Nicolas Delesalle signe ici ce premier roman émouvant, poétique et humoristique dont j'ai apprécié les pages où je me suis parfois retrouvé. J'y ai découvert, malgré la différence de génération, un garçon avec qui j’aurais pu être copain ou peut-être concurrent, la vie est tellement mal faite ! J'ai aimé ce récit proustien fait de petites touches comme un tableau de Seurat qu'on apprécie surtout quand on le regarde avec un certain recul.
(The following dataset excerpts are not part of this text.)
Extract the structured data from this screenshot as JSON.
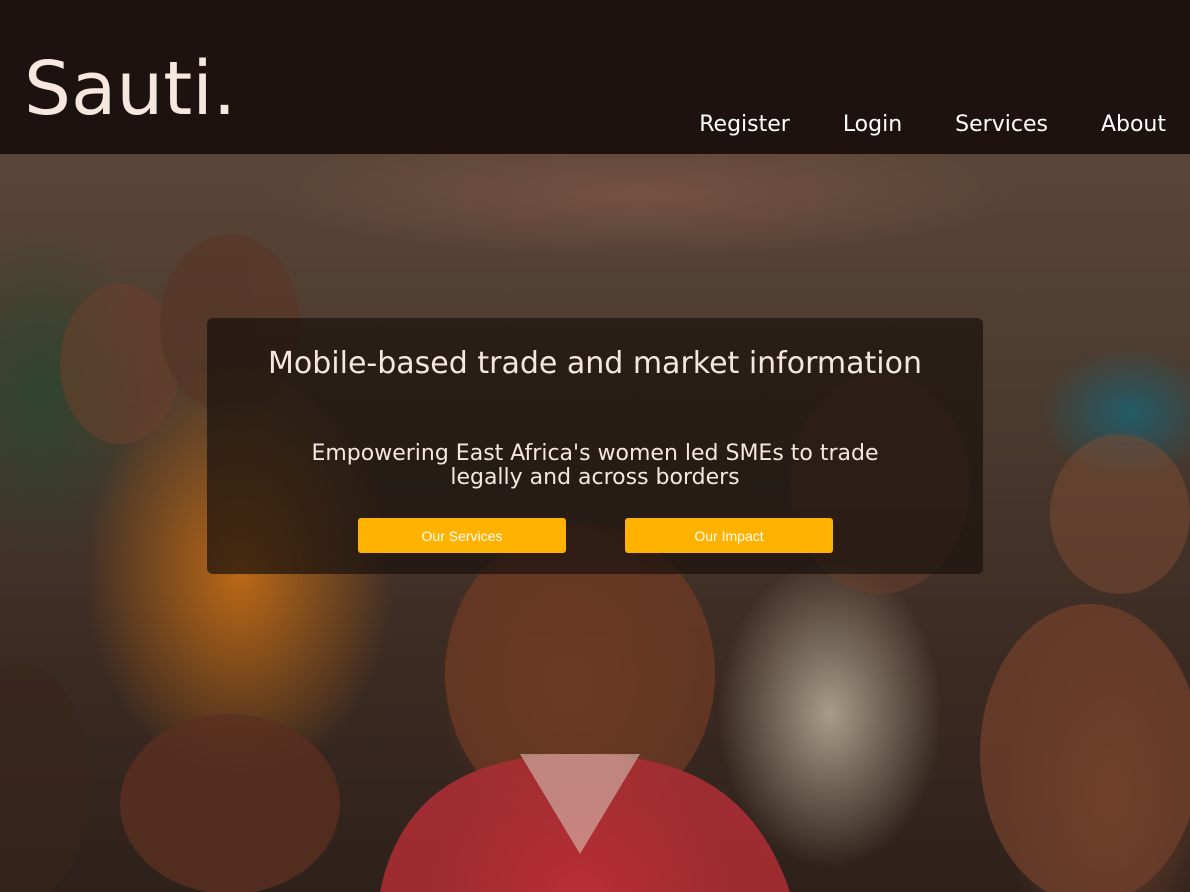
{
  "brand": {
    "logo_text": "Sauti."
  },
  "nav": {
    "items": [
      {
        "label": "Register"
      },
      {
        "label": "Login"
      },
      {
        "label": "Services"
      },
      {
        "label": "About"
      }
    ]
  },
  "hero": {
    "headline": "Mobile-based trade and market information",
    "subheadline": "Empowering East Africa's women led SMEs to trade legally and across borders",
    "buttons": {
      "services_label": "Our Services",
      "impact_label": "Our Impact"
    }
  },
  "colors": {
    "header_bg": "#1e1211",
    "logo": "#f6e7df",
    "accent_button": "#ffb200",
    "overlay_bg": "rgba(26,18,14,0.72)"
  }
}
C'est un lieu commun si souvent usé, nostalgique à souhait mais j'ai retrouvé avec plaisir cette jeunesse qui passe en laissant derrière elle ce « parfum d'herbe coupée » comme un souvenir heureux qu'on gardera longtemps parce qu'il porte en lui notre vie en devenir, l’angoisse d'une page blanche encore non écrite, l'inconnu qu'on voudrait bien anticiper. Le temps passe, oui et après, c'est la marque de cette condition humaine qui est notre point commun à tous et il n'y a surtout pas lieu de le déplorer. Nous ne sommes que de passage et pas forcément obligés de marquer notre époque. C'est comme cela et c'est très bien !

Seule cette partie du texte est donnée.